Although the PCI–HN had been well received by patients and was being adapted for use with other conditions, a trial was needed to demonstrate its efficacy because of the power and robustness level 1 evidence gives to inform, shape and transform clinical practice and patient care. The main aim of the trial was to explore whether the routine use of the PCI–HN in review clinics during the first year following head and neck cancer treatment could improve patients’ quality of life [15, 41, 42]. Consultation times were unaffected [43] and the number of PCI–HN items selected decreased over time. Primary pre-stated analyses indicated a small statistically significant clinical effect of PCI–HN intervention on UW–QOL social–emotional subscale scores, while overall quality of life results favoured the PCI–HN group without achieving statistical significance. Secondary exploratory analyses indicated that HRQOL status early after the completion of treatment was the dominant predictor of HRQOL after another 12 months and the trend in analyses over a range of outcomes suggests that patients with worse early HRQOL could benefit more from the PCI–HN. The PCI–HN is a low-cost intervention which generates a cost-effective benefit to patients from an NHS perspective if rolled-out as part of routine care [44]. The trial findings indicated that a pragmatic multi-unit cluster trial for a study of this nature was feasible, and it has helped increase the profile of this type of approach in clinical care as well as increasing the body of evidence with publications in peer review journals.

General discussion and further research

Research so far on using the PCI–HN strongly suggests that it has a positive impact on outcome. Patients definitely perceive the benefit and appreciate the approach especially when having a consultation with someone unfamiliar or less experienced. The PCI approach is a driver for improvement in patient–clinician communication in routine practice. The prompt list has increased awareness amongst clinicians of the needs of patients post-treatment, with a keen focus on improving the patient experience and the understanding of person-centred practice.

Limitations of this work include that many of the papers analysed data from just two UK centres (Liverpool and Leeds) and is possible that these results may not apply worldwide, though one study did involve patients from 19 units in 16 countries. To globalise the benefits of the PCI–HN one of the most important steps is the cultural validation [39], as some words and expressions may be mis-understood in different parts of the world. Additional items may not be required, but the translation process needs to consider cultural adaptation and different healthcare settings. The wider use of prompt lists has implications for improving patient–doctor communication and education in this area. The research serves to underpin the tools used to empower patients to identify unmet needs, such as the eHolistic Needs Assessment/Distress thermometer. With the trial complete by far the main focus now has to be the roll-out the PCI–HN and how best to bring this about. Macmillan’s cancer specific eHNA resource has used PCI–HN items to create a head and neck specific eHNA extended module. It is possible that the prompt list approach in other cancers will support the development of additional cancer type specific modules. There is also a PCI–HN variant suitable for use with patients at the time of diagnosis that has been used effectively in telephone consultations [45, 46].

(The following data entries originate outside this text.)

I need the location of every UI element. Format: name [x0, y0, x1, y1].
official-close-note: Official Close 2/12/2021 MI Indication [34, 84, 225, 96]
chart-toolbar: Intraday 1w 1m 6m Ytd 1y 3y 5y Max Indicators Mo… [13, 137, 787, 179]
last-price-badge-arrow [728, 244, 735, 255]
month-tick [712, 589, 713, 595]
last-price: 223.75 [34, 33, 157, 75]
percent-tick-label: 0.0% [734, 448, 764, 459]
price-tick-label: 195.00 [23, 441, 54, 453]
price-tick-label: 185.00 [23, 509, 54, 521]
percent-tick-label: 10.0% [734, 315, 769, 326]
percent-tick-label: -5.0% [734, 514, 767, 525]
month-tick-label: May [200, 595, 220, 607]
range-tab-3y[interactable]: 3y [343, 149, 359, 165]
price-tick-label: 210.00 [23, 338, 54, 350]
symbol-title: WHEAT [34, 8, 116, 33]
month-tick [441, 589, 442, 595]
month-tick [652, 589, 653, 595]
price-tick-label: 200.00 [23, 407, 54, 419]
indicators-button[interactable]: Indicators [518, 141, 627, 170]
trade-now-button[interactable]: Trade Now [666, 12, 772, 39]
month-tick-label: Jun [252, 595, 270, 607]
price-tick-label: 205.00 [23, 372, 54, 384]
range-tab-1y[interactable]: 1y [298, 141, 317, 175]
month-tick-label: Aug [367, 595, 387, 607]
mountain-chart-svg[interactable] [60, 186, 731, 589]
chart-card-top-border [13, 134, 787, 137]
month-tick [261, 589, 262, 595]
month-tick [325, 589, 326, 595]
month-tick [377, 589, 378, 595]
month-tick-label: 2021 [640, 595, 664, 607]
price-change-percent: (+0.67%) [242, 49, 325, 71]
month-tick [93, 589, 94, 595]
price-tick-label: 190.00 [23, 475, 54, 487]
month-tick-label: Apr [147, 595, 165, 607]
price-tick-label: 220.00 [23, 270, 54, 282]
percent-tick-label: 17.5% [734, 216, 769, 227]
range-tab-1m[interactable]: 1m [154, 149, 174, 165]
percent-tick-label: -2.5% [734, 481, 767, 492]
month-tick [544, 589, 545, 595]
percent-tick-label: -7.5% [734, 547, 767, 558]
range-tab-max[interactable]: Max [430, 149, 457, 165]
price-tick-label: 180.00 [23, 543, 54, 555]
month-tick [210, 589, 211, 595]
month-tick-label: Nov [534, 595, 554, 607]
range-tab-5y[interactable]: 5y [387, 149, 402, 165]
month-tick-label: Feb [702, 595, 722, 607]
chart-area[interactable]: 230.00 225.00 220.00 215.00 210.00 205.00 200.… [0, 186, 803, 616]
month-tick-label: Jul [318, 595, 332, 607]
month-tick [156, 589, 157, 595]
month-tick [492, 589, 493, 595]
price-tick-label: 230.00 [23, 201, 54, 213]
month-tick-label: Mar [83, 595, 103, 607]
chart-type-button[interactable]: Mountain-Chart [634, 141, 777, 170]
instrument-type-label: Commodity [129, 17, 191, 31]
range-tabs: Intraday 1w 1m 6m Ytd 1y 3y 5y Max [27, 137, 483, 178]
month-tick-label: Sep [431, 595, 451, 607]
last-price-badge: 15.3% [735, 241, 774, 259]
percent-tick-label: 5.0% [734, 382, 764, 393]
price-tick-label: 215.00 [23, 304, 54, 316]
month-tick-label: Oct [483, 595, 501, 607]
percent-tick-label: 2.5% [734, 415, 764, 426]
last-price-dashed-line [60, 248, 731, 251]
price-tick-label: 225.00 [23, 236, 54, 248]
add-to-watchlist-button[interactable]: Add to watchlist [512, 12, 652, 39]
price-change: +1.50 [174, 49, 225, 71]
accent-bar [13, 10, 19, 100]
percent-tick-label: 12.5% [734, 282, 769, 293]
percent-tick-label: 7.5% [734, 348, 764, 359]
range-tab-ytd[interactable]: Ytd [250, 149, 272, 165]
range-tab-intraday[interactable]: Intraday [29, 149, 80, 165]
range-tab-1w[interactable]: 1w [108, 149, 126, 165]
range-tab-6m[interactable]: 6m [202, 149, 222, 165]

Various research and clinical teams have contributed with papers (Table 2) relating to the PCI–HN and this is a further endorsement of its benefit. Wider uptake of the PCI–HN beyond the consultant clinic could be promoted on the available evidence. Further research could focus on other professionals who conduct follow-up clinics in routine practice, such as Clinical Nurse Specialists and Speech and Language Therapists, as well as less experienced medical trainees. There is also scope to develop and evaluate other PCI modules in cancer and chronic conditions in primary care. It would also be interesting to explore the use of a PCI for carers. Furthermore, research concentrating on how the PCI is working in the consultation is a critical step to providing a robust understanding of its mechanism of action. This understanding will inform future initiatives aimed at improving the use and efficacy of the PCI–HN.